Contenu
Poche
Réédition
Tout public
Traduit de l'anglais (États-Unis) par Jacques Mailhos
Paris : Gallmeister, avril 2023
362 p. ; 18 x 12 cm
ISBN 978-2-35178-731-1
Coll. "Totem", 242
Tragédie shakespearienne
Peut-être l'un des romans de la série autour du personnage de Lew Archer le plus abouti, La Face cachée du dollar repose paradoxalement sur une intrigue classique aux tenants prévisibles. Il n'empêche que sa lecture, agrémentée d'une nouvelle traduction de Jacques Mailhos, est addictive au possible, et que ce qui intéresse se résume à une longue liste d'éléments parmi lesquels l'aspect psychologique omniprésent, les personnages fouillés, décortiqués, analysés et la mécanique humaine qui s'en dégage. Tout débute avec Lew Archer, détective de son état, appelé par le directeur de Laguna Perdida, une maison de redressement en périphérie de Los Angeles. Le docteur Sponti fait appel à ses services après la disparition de Tom Hillman, fils d'une famille aisée, qui venait juste d'y être "admis" à la demande de son propre père. Il avait volontairement démoli la voiture de ses voisins, qu'il avait empruntée on ne sait pourquoi, mais suite à une mauvaise passe. Alors, Lew Archer enquête. Et très vite se dessine un portrait aux contours contrastés. Surtout, peu après son évasion, ses parents reçoivent une demande de rançon avec ordre de ne pas prévenir la police (qui interviendra cependant plus tard en la personne d'un flic sympathique, Bastian, qui n'hésitera pas à collaborer avec le détective). Mais Lew Archer n'est pas la police. Et surtout, il est obtus. On l'a mis sur cette enquête, il l'a acceptée, et puis dans cette histoire, c'est peut-être le seul à s'intéresser à Tom Hillman, cet adolescent qui de toute évidence en est à un stade de grande confusion. Enfin, il y a un premier meurtre au poignard...
Fidèle à son écriture métaphorique et mélancolique, qui le place à mi-chemin entre la sécheresse de style de Dashiell Hammett et l'écriture élégiaque de Raymond Chandler, Ross Macdonald nous trimballe dans sa ville et nous fait visiter le rêve américain fissuré symbolisé par un hôtel décati, le Barcelona, tenu par Sipe, un vigile qui passe son temps à cuver. Plusieurs couples de personnages se démarquent dans cette intrigue. En premier lieu, Tom Hillman et Stella, la fille de ses voisins, amie d'enfance et petite amie en devenir.
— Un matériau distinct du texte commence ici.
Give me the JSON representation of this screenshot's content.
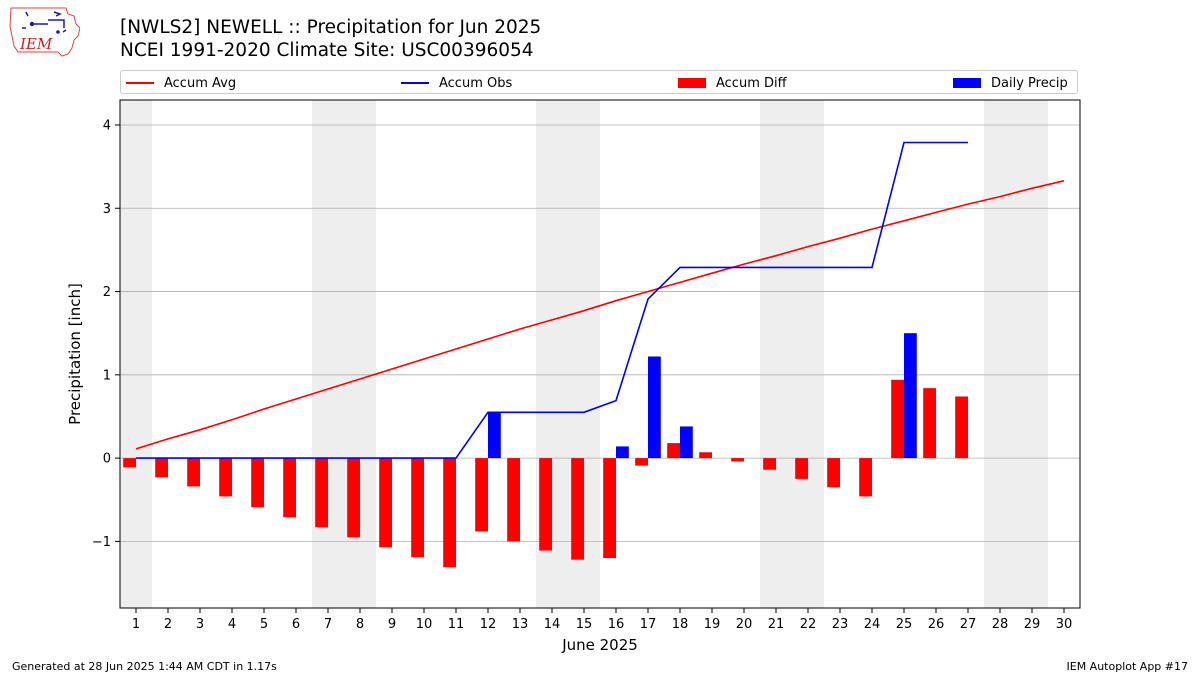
{
  "header": {
    "title_line1": "[NWLS2] NEWELL :: Precipitation for Jun 2025",
    "title_line2": "NCEI 1991-2020 Climate Site: USC00396054",
    "logo_text": "IEM"
  },
  "legend": {
    "items": [
      {
        "label": "Accum Avg",
        "kind": "line",
        "color": "#ff0000"
      },
      {
        "label": "Accum Obs",
        "kind": "line",
        "color": "#0000ff"
      },
      {
        "label": "Accum Diff",
        "kind": "bar",
        "color": "#ff0000"
      },
      {
        "label": "Daily Precip",
        "kind": "bar",
        "color": "#0000ff"
      }
    ]
  },
  "footer": {
    "left": "Generated at 28 Jun 2025 1:44 AM CDT in 1.17s",
    "right": "IEM Autoplot App #17"
  },
  "chart_data": {
    "type": "bar",
    "xlabel": "June 2025",
    "ylabel": "Precipitation [inch]",
    "x": [
      1,
      2,
      3,
      4,
      5,
      6,
      7,
      8,
      9,
      10,
      11,
      12,
      13,
      14,
      15,
      16,
      17,
      18,
      19,
      20,
      21,
      22,
      23,
      24,
      25,
      26,
      27,
      28,
      29,
      30
    ],
    "xlim": [
      0.5,
      30.5
    ],
    "ylim": [
      -1.8,
      4.3
    ],
    "yticks": [
      -1,
      0,
      1,
      2,
      3,
      4
    ],
    "ytick_labels": [
      "−1",
      "0",
      "1",
      "2",
      "3",
      "4"
    ],
    "grid": "horizontal",
    "weekend_shading_days": [
      1,
      7,
      8,
      14,
      15,
      21,
      22,
      28,
      29
    ],
    "weekend_shading_color": "#eeeeee",
    "series": [
      {
        "name": "Accum Avg",
        "kind": "line",
        "color": "#ff0000",
        "values": [
          0.11,
          0.23,
          0.34,
          0.46,
          0.59,
          0.71,
          0.83,
          0.95,
          1.07,
          1.19,
          1.31,
          1.43,
          1.55,
          1.66,
          1.77,
          1.89,
          2.0,
          2.11,
          2.22,
          2.33,
          2.43,
          2.54,
          2.64,
          2.75,
          2.85,
          2.95,
          3.05,
          3.14,
          3.24,
          3.33
        ]
      },
      {
        "name": "Accum Obs",
        "kind": "line",
        "color": "#0000ff",
        "values": [
          0,
          0,
          0,
          0,
          0,
          0,
          0,
          0,
          0,
          0,
          0,
          0.55,
          0.55,
          0.55,
          0.55,
          0.69,
          1.91,
          2.29,
          2.29,
          2.29,
          2.29,
          2.29,
          2.29,
          2.29,
          3.79,
          3.79,
          3.79,
          null,
          null,
          null
        ]
      },
      {
        "name": "Accum Diff",
        "kind": "bar",
        "color": "#ff0000",
        "values": [
          -0.11,
          -0.23,
          -0.34,
          -0.46,
          -0.59,
          -0.71,
          -0.83,
          -0.95,
          -1.07,
          -1.19,
          -1.31,
          -0.88,
          -1.0,
          -1.11,
          -1.22,
          -1.2,
          -0.09,
          0.18,
          0.07,
          -0.04,
          -0.14,
          -0.25,
          -0.35,
          -0.46,
          0.94,
          0.84,
          0.74,
          null,
          null,
          null
        ]
      },
      {
        "name": "Daily Precip",
        "kind": "bar",
        "color": "#0000ff",
        "values": [
          0,
          0,
          0,
          0,
          0,
          0,
          0,
          0,
          0,
          0,
          0,
          0.55,
          0,
          0,
          0,
          0.14,
          1.22,
          0.38,
          0,
          0,
          0,
          0,
          0,
          0,
          1.5,
          0,
          0,
          null,
          null,
          null
        ]
      }
    ]
  }
}
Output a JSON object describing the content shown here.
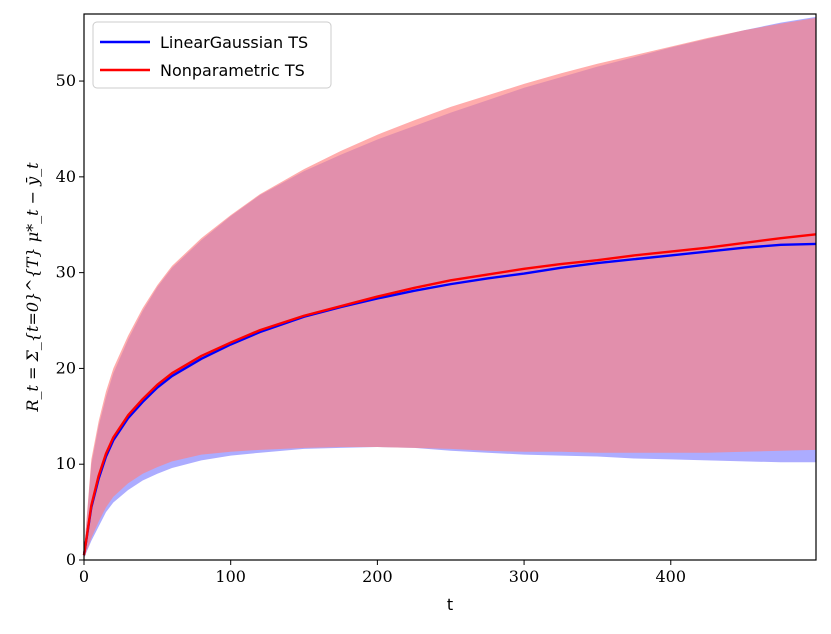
{
  "chart_data": {
    "type": "line",
    "xlabel": "t",
    "ylabel": "R_t = Σ_{t=0}^{T} μ*_t − ȳ_t",
    "xlim": [
      0,
      499
    ],
    "ylim": [
      0,
      57
    ],
    "xticks": [
      0,
      100,
      200,
      300,
      400
    ],
    "yticks": [
      0,
      10,
      20,
      30,
      40,
      50
    ],
    "legend_position": "top-left",
    "grid": false,
    "series": [
      {
        "name": "LinearGaussian TS",
        "color": "#0000ff",
        "band_color": "#8080ff",
        "x": [
          0,
          5,
          10,
          15,
          20,
          30,
          40,
          50,
          60,
          80,
          100,
          120,
          150,
          175,
          200,
          225,
          250,
          275,
          300,
          325,
          350,
          375,
          400,
          425,
          450,
          475,
          499
        ],
        "mean": [
          0.5,
          5.5,
          8.5,
          10.8,
          12.5,
          14.8,
          16.5,
          18.0,
          19.2,
          21.0,
          22.5,
          23.8,
          25.4,
          26.4,
          27.3,
          28.1,
          28.8,
          29.4,
          29.9,
          30.5,
          31.0,
          31.4,
          31.8,
          32.2,
          32.6,
          32.9,
          33.0
        ],
        "lower": [
          0.2,
          2.0,
          3.5,
          5.0,
          6.0,
          7.3,
          8.3,
          9.0,
          9.6,
          10.4,
          10.9,
          11.2,
          11.6,
          11.7,
          11.8,
          11.7,
          11.4,
          11.2,
          11.0,
          10.9,
          10.8,
          10.6,
          10.5,
          10.4,
          10.3,
          10.2,
          10.2
        ],
        "upper": [
          0.8,
          10.0,
          14.0,
          17.0,
          19.5,
          23.0,
          26.0,
          28.5,
          30.5,
          33.4,
          35.9,
          38.1,
          40.6,
          42.3,
          43.9,
          45.3,
          46.7,
          48.0,
          49.3,
          50.4,
          51.5,
          52.5,
          53.5,
          54.4,
          55.3,
          56.1,
          56.7
        ]
      },
      {
        "name": "Nonparametric TS",
        "color": "#ff0000",
        "band_color": "#ff8080",
        "x": [
          0,
          5,
          10,
          15,
          20,
          30,
          40,
          50,
          60,
          80,
          100,
          120,
          150,
          175,
          200,
          225,
          250,
          275,
          300,
          325,
          350,
          375,
          400,
          425,
          450,
          475,
          499
        ],
        "mean": [
          0.5,
          5.7,
          8.8,
          11.1,
          12.8,
          15.1,
          16.8,
          18.3,
          19.5,
          21.3,
          22.7,
          24.0,
          25.5,
          26.5,
          27.5,
          28.4,
          29.2,
          29.8,
          30.4,
          30.9,
          31.3,
          31.8,
          32.2,
          32.6,
          33.1,
          33.6,
          34.0
        ],
        "lower": [
          0.2,
          2.3,
          4.0,
          5.5,
          6.6,
          8.0,
          9.0,
          9.7,
          10.3,
          11.0,
          11.3,
          11.5,
          11.7,
          11.8,
          11.8,
          11.7,
          11.6,
          11.4,
          11.3,
          11.3,
          11.2,
          11.2,
          11.2,
          11.2,
          11.3,
          11.4,
          11.5
        ],
        "upper": [
          0.9,
          10.5,
          14.5,
          17.6,
          20.0,
          23.4,
          26.3,
          28.7,
          30.7,
          33.6,
          36.0,
          38.2,
          40.8,
          42.7,
          44.4,
          45.9,
          47.3,
          48.5,
          49.7,
          50.8,
          51.8,
          52.7,
          53.6,
          54.5,
          55.3,
          56.0,
          56.6
        ]
      }
    ]
  }
}
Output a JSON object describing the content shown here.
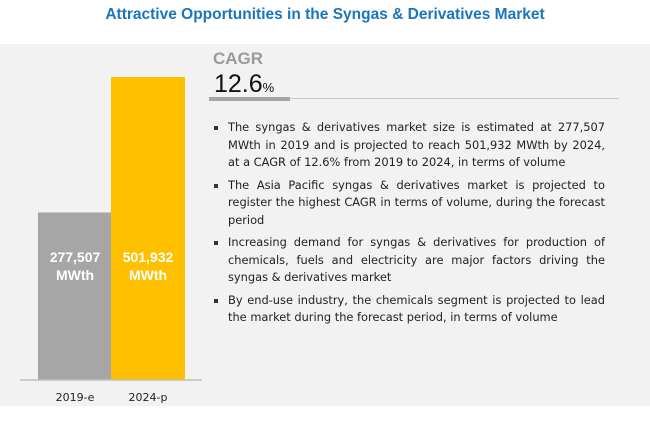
{
  "title": "Attractive Opportunities in the Syngas & Derivatives Market",
  "cagr": {
    "label": "CAGR",
    "value": "12.6",
    "unit": "%"
  },
  "bullets": [
    "The syngas & derivatives market size is estimated at 277,507 MWth in 2019 and is projected to reach 501,932 MWth by 2024, at a CAGR of 12.6% from 2019 to 2024, in terms of volume",
    "The Asia Pacific syngas & derivatives market is projected to register the highest CAGR in terms of volume, during the forecast period",
    "Increasing demand for syngas & derivatives for production of chemicals, fuels and electricity are major factors driving the syngas & derivatives market",
    "By end-use industry, the chemicals segment is projected to lead the market during the forecast period, in terms of volume"
  ],
  "chart_data": {
    "type": "bar",
    "categories": [
      "2019-e",
      "2024-p"
    ],
    "values": [
      277507,
      501932
    ],
    "data_labels": [
      [
        "277,507",
        "MWth"
      ],
      [
        "501,932",
        "MWth"
      ]
    ],
    "unit": "MWth",
    "colors": [
      "#a6a6a6",
      "#ffc000"
    ]
  }
}
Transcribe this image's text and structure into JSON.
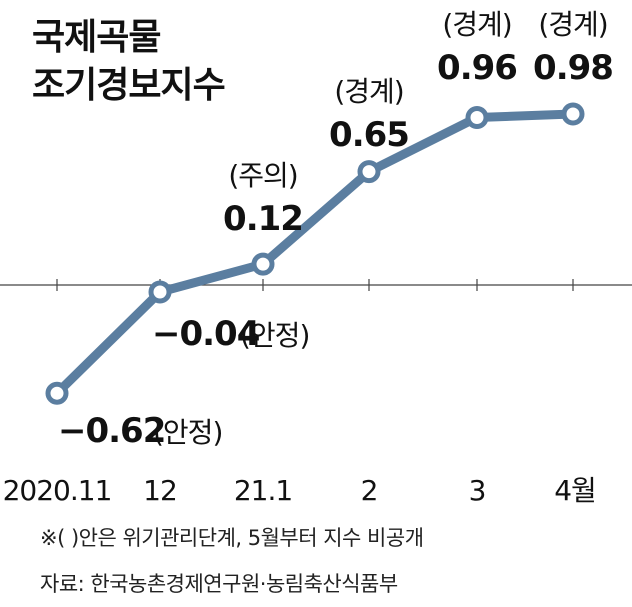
{
  "chart_data": {
    "type": "line",
    "title_lines": [
      "국제곡물",
      "조기경보지수"
    ],
    "categories": [
      "2020.11",
      "12",
      "21.1",
      "2",
      "3",
      "4월"
    ],
    "values": [
      -0.62,
      -0.04,
      0.12,
      0.65,
      0.96,
      0.98
    ],
    "value_labels": [
      "−0.62",
      "−0.04",
      "0.12",
      "0.65",
      "0.96",
      "0.98"
    ],
    "status_labels": [
      "(안정)",
      "(안정)",
      "(주의)",
      "(경계)",
      "(경계)",
      "(경계)"
    ],
    "ylim": [
      -0.62,
      0.98
    ],
    "colors": {
      "line": "#5b7ea0",
      "axis": "#444444",
      "text": "#111111"
    }
  },
  "note": "※(   )안은 위기관리단계, 5월부터 지수 비공개",
  "source": "자료: 한국농촌경제연구원·농림축산식품부"
}
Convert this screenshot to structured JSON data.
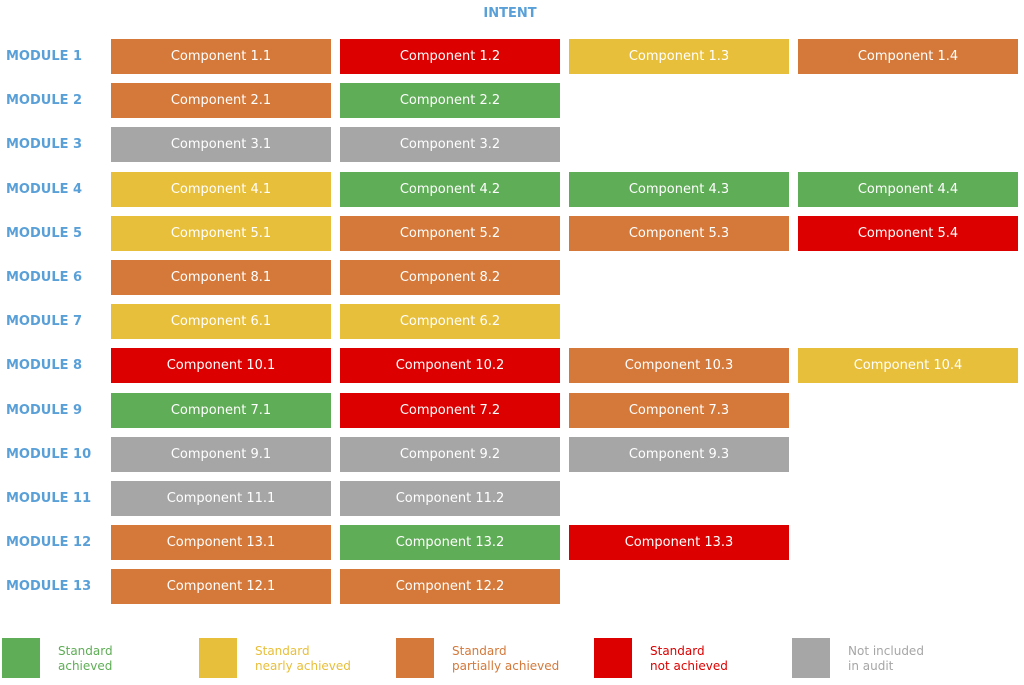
{
  "title": "INTENT",
  "colors": {
    "achieved": "#5fad56",
    "nearly": "#e8bf3a",
    "partially": "#d4793a",
    "not": "#dc0000",
    "excluded": "#a6a6a6",
    "heading": "#5aa0d8"
  },
  "modules": [
    {
      "label": "MODULE 1",
      "components": [
        {
          "label": "Component 1.1",
          "status": "partially"
        },
        {
          "label": "Component 1.2",
          "status": "not"
        },
        {
          "label": "Component 1.3",
          "status": "nearly"
        },
        {
          "label": "Component 1.4",
          "status": "partially"
        }
      ]
    },
    {
      "label": "MODULE 2",
      "components": [
        {
          "label": "Component 2.1",
          "status": "partially"
        },
        {
          "label": "Component 2.2",
          "status": "achieved"
        }
      ]
    },
    {
      "label": "MODULE 3",
      "components": [
        {
          "label": "Component 3.1",
          "status": "excluded"
        },
        {
          "label": "Component 3.2",
          "status": "excluded"
        }
      ]
    },
    {
      "label": "MODULE 4",
      "components": [
        {
          "label": "Component 4.1",
          "status": "nearly"
        },
        {
          "label": "Component 4.2",
          "status": "achieved"
        },
        {
          "label": "Component 4.3",
          "status": "achieved"
        },
        {
          "label": "Component 4.4",
          "status": "achieved"
        }
      ]
    },
    {
      "label": "MODULE 5",
      "components": [
        {
          "label": "Component 5.1",
          "status": "nearly"
        },
        {
          "label": "Component 5.2",
          "status": "partially"
        },
        {
          "label": "Component 5.3",
          "status": "partially"
        },
        {
          "label": "Component 5.4",
          "status": "not"
        }
      ]
    },
    {
      "label": "MODULE 6",
      "components": [
        {
          "label": "Component 8.1",
          "status": "partially"
        },
        {
          "label": "Component 8.2",
          "status": "partially"
        }
      ]
    },
    {
      "label": "MODULE 7",
      "components": [
        {
          "label": "Component 6.1",
          "status": "nearly"
        },
        {
          "label": "Component 6.2",
          "status": "nearly"
        }
      ]
    },
    {
      "label": "MODULE 8",
      "components": [
        {
          "label": "Component 10.1",
          "status": "not"
        },
        {
          "label": "Component 10.2",
          "status": "not"
        },
        {
          "label": "Component 10.3",
          "status": "partially"
        },
        {
          "label": "Component 10.4",
          "status": "nearly"
        }
      ]
    },
    {
      "label": "MODULE 9",
      "components": [
        {
          "label": "Component 7.1",
          "status": "achieved"
        },
        {
          "label": "Component 7.2",
          "status": "not"
        },
        {
          "label": "Component 7.3",
          "status": "partially"
        }
      ]
    },
    {
      "label": "MODULE 10",
      "components": [
        {
          "label": "Component 9.1",
          "status": "excluded"
        },
        {
          "label": "Component 9.2",
          "status": "excluded"
        },
        {
          "label": "Component 9.3",
          "status": "excluded"
        }
      ]
    },
    {
      "label": "MODULE 11",
      "components": [
        {
          "label": "Component 11.1",
          "status": "excluded"
        },
        {
          "label": "Component 11.2",
          "status": "excluded"
        }
      ]
    },
    {
      "label": "MODULE 12",
      "components": [
        {
          "label": "Component 13.1",
          "status": "partially"
        },
        {
          "label": "Component 13.2",
          "status": "achieved"
        },
        {
          "label": "Component 13.3",
          "status": "not"
        }
      ]
    },
    {
      "label": "MODULE 13",
      "components": [
        {
          "label": "Component 12.1",
          "status": "partially"
        },
        {
          "label": "Component 12.2",
          "status": "partially"
        }
      ]
    }
  ],
  "legend": [
    {
      "status": "achieved",
      "line1": "Standard",
      "line2": "achieved"
    },
    {
      "status": "nearly",
      "line1": "Standard",
      "line2": "nearly achieved"
    },
    {
      "status": "partially",
      "line1": "Standard",
      "line2": "partially achieved"
    },
    {
      "status": "not",
      "line1": "Standard",
      "line2": "not achieved"
    },
    {
      "status": "excluded",
      "line1": "Not included",
      "line2": "in audit"
    }
  ]
}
Ensuite, les deux couples d'adultes qui sont voisins, les parents de Tom et de Stella. Puis il y a Mike et Carol Harley, un very bad guy, looser impénitent, et une actrice qui rêvait de devenir star, qui ont un rapport avec l'enlèvement. Enfin, Lew Archer, lui-même et Susanna Drew, une figure revenue du passé pour le hanter et qui se trouve mêlée à cette histoire. Sans compter les nombreuses interactions binaires entre personnages. Faut dire que les fils s'emmêlent à mesure que les cadavres s'amoncellent. Et que tous semblent provenir d'un porte-avion pendant la Seconde Guerre mondiale, qui a opéré à Midway, révélateur des troubles de l'Amérique. Mais Ross Macdonald ne s'en tient pas à cet unique élément. Comme ses deux confrères précités, il note que la bourgeoisie est malade et qu'elle baigne en pleine tragédie shakespearienne (à laquelle fait justement référence Elaine Hillman). Les non-dits sous-jacents ne veulent et ne peuvent qu'exploser. Et dans ce roman, c'est bien ce qui arrive. Avec un message qui sous-tend le final : il faut continuer de faire semblant de vivre tout en sachant que les dollars ne peuvent pas tout acheter.
Citation
La valise était un vieux modèle en cuir tout éraflé frappé des initiales de Rob Brown. Je la tirai au milieu de la chambre et l'ouvris. Je me revis soudain au Dack's Motel en train d'ouvrir l'autre valise de Carol. La même odeur de regrets s'éleva du contenu de celle-ci et sembla envahir la chambre.